While possible AI safety risks have received a lot of public attention, most previous discussion has been very hypothetical and speculative. AI Researchers believe it’s essential to ground concerns in real machine learning research, and to start developing practical approaches for engineering AI systems that operate safely and reliably.
The five practical research problems in AI Systems in general circumstances is given below briefly. These are all forward thinking, long-term research questions — minor issues today, but important to address for future systems:
- Avoiding Negative Side Effects: How can we ensure that an AI system will not disturb its environment in negative ways while pursuing its goals, e.g. a cleaning robot knocking over a vase because it can clean faster by doing so?
- Avoiding Reward Hacking: How can we avoid gaming of the reward function? For example, we don’t want this cleaning robot simply covering over messes with materials it can’t see through.

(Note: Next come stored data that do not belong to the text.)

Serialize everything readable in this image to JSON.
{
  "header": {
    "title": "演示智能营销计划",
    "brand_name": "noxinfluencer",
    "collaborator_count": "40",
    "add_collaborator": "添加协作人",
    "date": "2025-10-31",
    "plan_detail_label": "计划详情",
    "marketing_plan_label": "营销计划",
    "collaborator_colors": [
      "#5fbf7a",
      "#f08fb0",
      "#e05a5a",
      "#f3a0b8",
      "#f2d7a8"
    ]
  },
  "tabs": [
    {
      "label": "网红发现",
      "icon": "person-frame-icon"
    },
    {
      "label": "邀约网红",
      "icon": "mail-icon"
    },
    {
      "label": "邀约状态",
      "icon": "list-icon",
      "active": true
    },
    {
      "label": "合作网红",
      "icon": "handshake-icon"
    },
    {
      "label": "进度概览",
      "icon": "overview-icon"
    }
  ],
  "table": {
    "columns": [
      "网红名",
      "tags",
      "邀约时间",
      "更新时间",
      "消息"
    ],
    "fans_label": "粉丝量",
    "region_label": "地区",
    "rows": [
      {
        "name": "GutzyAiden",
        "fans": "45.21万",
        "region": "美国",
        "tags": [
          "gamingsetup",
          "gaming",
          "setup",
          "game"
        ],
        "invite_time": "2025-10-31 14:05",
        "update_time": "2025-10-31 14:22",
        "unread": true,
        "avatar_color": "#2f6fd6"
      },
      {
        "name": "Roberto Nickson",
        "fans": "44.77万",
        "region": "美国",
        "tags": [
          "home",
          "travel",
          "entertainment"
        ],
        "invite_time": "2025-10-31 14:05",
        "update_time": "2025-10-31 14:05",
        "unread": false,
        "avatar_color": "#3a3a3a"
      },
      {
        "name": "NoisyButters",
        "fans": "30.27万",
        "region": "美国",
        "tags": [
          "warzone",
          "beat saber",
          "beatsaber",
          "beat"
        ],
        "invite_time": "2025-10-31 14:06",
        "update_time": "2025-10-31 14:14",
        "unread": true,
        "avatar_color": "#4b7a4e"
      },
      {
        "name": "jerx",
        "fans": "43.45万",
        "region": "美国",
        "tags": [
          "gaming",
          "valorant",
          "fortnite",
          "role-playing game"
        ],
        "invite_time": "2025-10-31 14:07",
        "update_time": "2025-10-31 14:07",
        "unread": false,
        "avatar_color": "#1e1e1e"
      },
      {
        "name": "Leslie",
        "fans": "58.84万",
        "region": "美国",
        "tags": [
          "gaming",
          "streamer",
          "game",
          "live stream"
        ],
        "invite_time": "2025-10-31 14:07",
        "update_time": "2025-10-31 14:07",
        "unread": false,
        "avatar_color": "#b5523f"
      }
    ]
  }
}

- Scalable Oversight: How can we efficiently ensure that a given AI system respects aspects of the objective that are too expensive to be frequently evaluated during training? For example, if an AI system gets human feedback as it performs a task, it needs to use that feedback efficiently because asking too often would be annoying.
- Safe Exploration: How do we ensure that an AI system doesn’t make exploratory moves with very negative repercussions? For example, maybe a cleaning robot should experiment with mopping strategies, but clearly it shouldn’t try putting a wet mop in an electrical outlet.
- Robustness to Distributional Shift: How do we ensure that an AI system recognizes, and behaves robustly, when it’s in an environment very different from its training environment? For example, heuristics learned for a factory work floor may not be safe enough for an office.
The machine learning research community has already thought quite a bit about most of these problems and many related issues, but researchers think there’s a lot more work to be done.
Reference: Concrete Problems in AI Safety